C’est une première mondiale et c’est à Grande-Synthe, près de Dunkerque, que cela se passe. Après plus de dix années de recherche et développement dans son laboratoire basé en région parisienne, le groupe irlandais Ecocem a mis au point un procédé de fabrication de ciment à base de laitiers moulus doté de qualités techniques lui permettant une utilisation dans 90 % des applications du béton. Cette prouesse permet de réduire de 70 % l’utilisation du clincker pour la fabrication du ciment, un matériau responsable de la majeure partie des émissions de CO2 du secteur du bâtiment.
Depuis son implantation à Dunkerque en 2019, Ecocem France (joint venture entre Ecocem et le sidérurgiste ArcelorMittal) produit déjà 750 000 tonnes de ciment bas carbone à base des laitiers moulus (sous-produit issu de la fonte) de son voisin ArcelorMittal majoritairement pour les entreprises de beton des Hauts-de-France et de la région parisienne. Toutefois, ce ciment vertueux avait un défaut : il n'était utilisable que dans certaines applications du béton. Avec l’ACT (nom générique du nouveau ciment bas carbone), les applications sont quasi les mêmes que pour un ciment fabriqué selon la technique traditionnelle. Actuellement, un démonstrateur à l’échelle 1 est installé sur le site de Dunkerque. “Le ciment bas carbone qui y est produit a déjà été testé avec succès dans une quarantaine de chantiers en France. Il est actuellement utilisé à 100 % pour la fabrication du béton nécessaire à la construction d’un ensemble immobilier en Ile-de-France par le groupe Legendre Construction”, précise Jean-Christophe Trassard, directeur marketing et communication du groupe.
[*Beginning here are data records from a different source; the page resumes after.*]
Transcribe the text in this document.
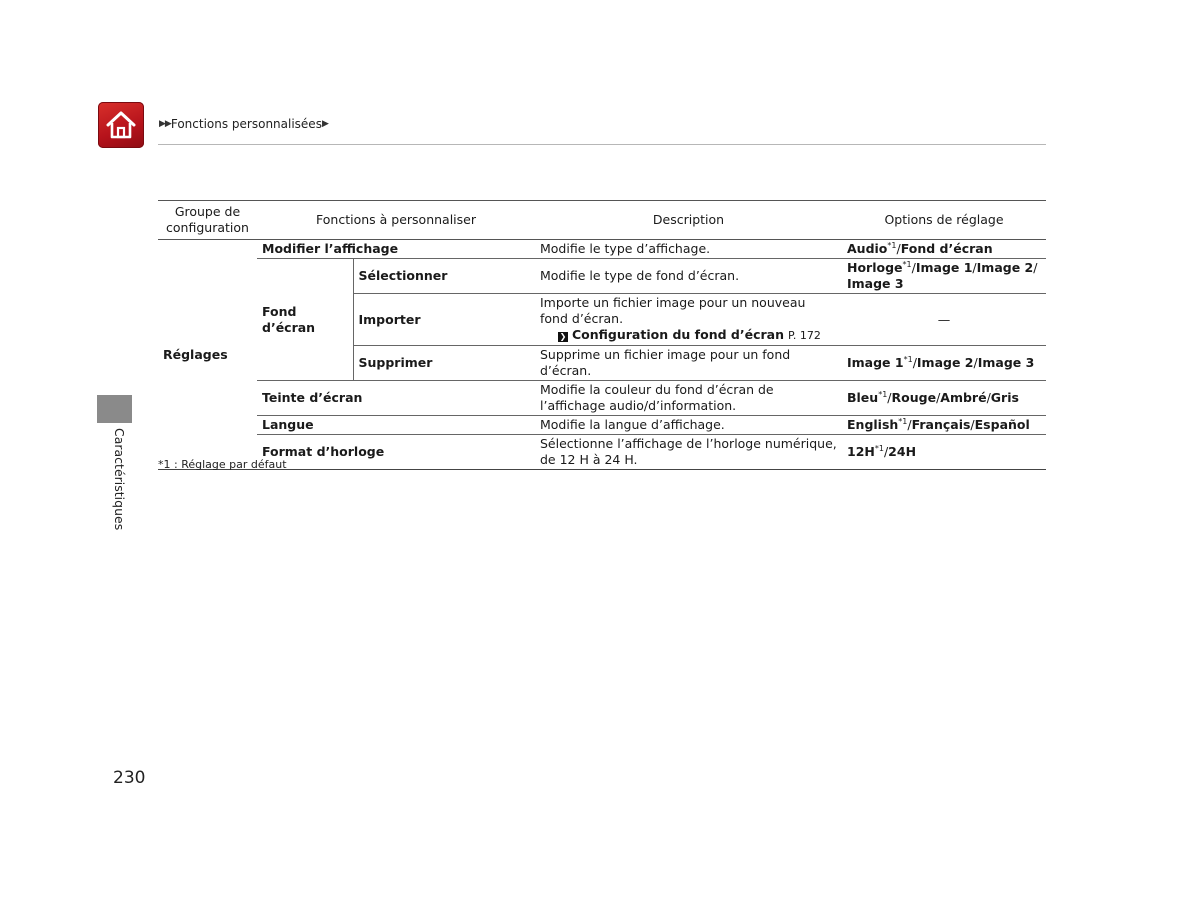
▶▶ Fonctions personnalisées ▶
Caractéristiques
Groupe de configuration	Fonctions à personnaliser		Description	Options de réglage
Réglages	Modifier l’affichage		Modifie le type d’affichage.	Audio$^{*1}$/Fond d’écran
	Fond d’écran	Sélectionner	Modifie le type de fond d’écran.	Horloge$^{*1}$/Image 1/Image 2/
Image 3
		Importer	Importe un fichier image pour un nouveau fond d’écran.
❯ Configuration du fond d’écran P. 172	—
		Supprimer	Supprime un fichier image pour un fond d’écran.	Image 1$^{*1}$/Image 2/Image 3
	Teinte d’écran		Modifie la couleur du fond d’écran de l’affichage audio/d’information.	Bleu$^{*1}$/Rouge/Ambré/Gris
	Langue		Modifie la langue d’affichage.	English$^{*1}$/Français/Español
	Format d’horloge		Sélectionne l’affichage de l’horloge numérique, de 12 H à 24 H.	$12H^{*1}/24H$
*1 : Réglage par défaut
230
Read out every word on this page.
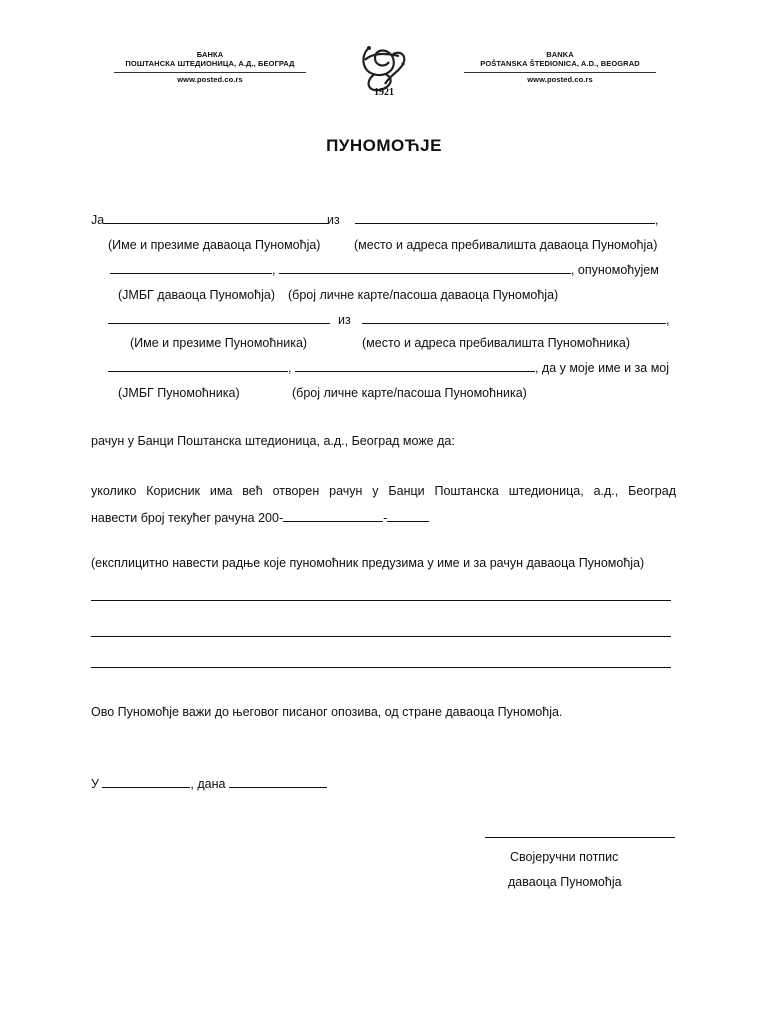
БАНКА
ПОШТАНСКА ШТЕДИОНИЦА, А.Д., БЕОГРАД
www.posted.co.rs
1921
BANKA
POŠTANSKA ŠTEDIONICA, A.D., BEOGRAD
www.posted.co.rs
ПУНОМОЋЈЕ
Ја	из	,
(Име и презиме даваоца Пуномоћја)	(место и адреса пребивалишта даваоца Пуномоћја)
,	, опуномоћујем
(ЈМБГ даваоца Пуномоћја) (број личне карте/пасоша даваоца Пуномоћја)
из	,
(Име и презиме Пуномоћника)	(место и адреса пребивалишта Пуномоћника)
,	, да у моје име и за мој
(ЈМБГ Пуномоћника)	(број личне карте/пасоша Пуномоћника)
рачун у Банци Поштанска штедионица, а.д., Београд може да:
уколико Корисник има већ отворен рачун у Банци Поштанска штедионица, а.д., Београд
навести број текућег рачуна 200-	-
(експлицитно навести радње које пуномоћник предузима у име и за рачун даваоца Пуномоћја)
Ово Пуномоћје важи до његовог писаног опозива, од стране даваоца Пуномоћја.
У	, дана
Својеручни потпис
даваоца Пуномоћја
Dunkerque, exemple européen de la transition
D’ici la fin 2026, le démonstrateur laissera la place à la nouvelle usine de production de l’ACT actuellement en construction. Elle sera dimensionnée pour en produire 300 000 tonnes par an. “Cela représente un investissement de 50 millions d’euros pour lesquels nous avons reçu une subvention de 3,5 millions d’euros de l’Etat dans le cadre de France 2030. Plus anecdotiquement, nous avons aussi reçu une aide financière de la Région et de la Communauté urbaine de Dunkerque”, commente Jean-Christophe Trassard. “Nous sommes vraiment fiers de cette innovation dont le but est ni plus ni moins que de participer activement à la décarbonation du secteur du bâtiment qui pèse pour beaucoup dans les émissions de CO2 dans le monde”.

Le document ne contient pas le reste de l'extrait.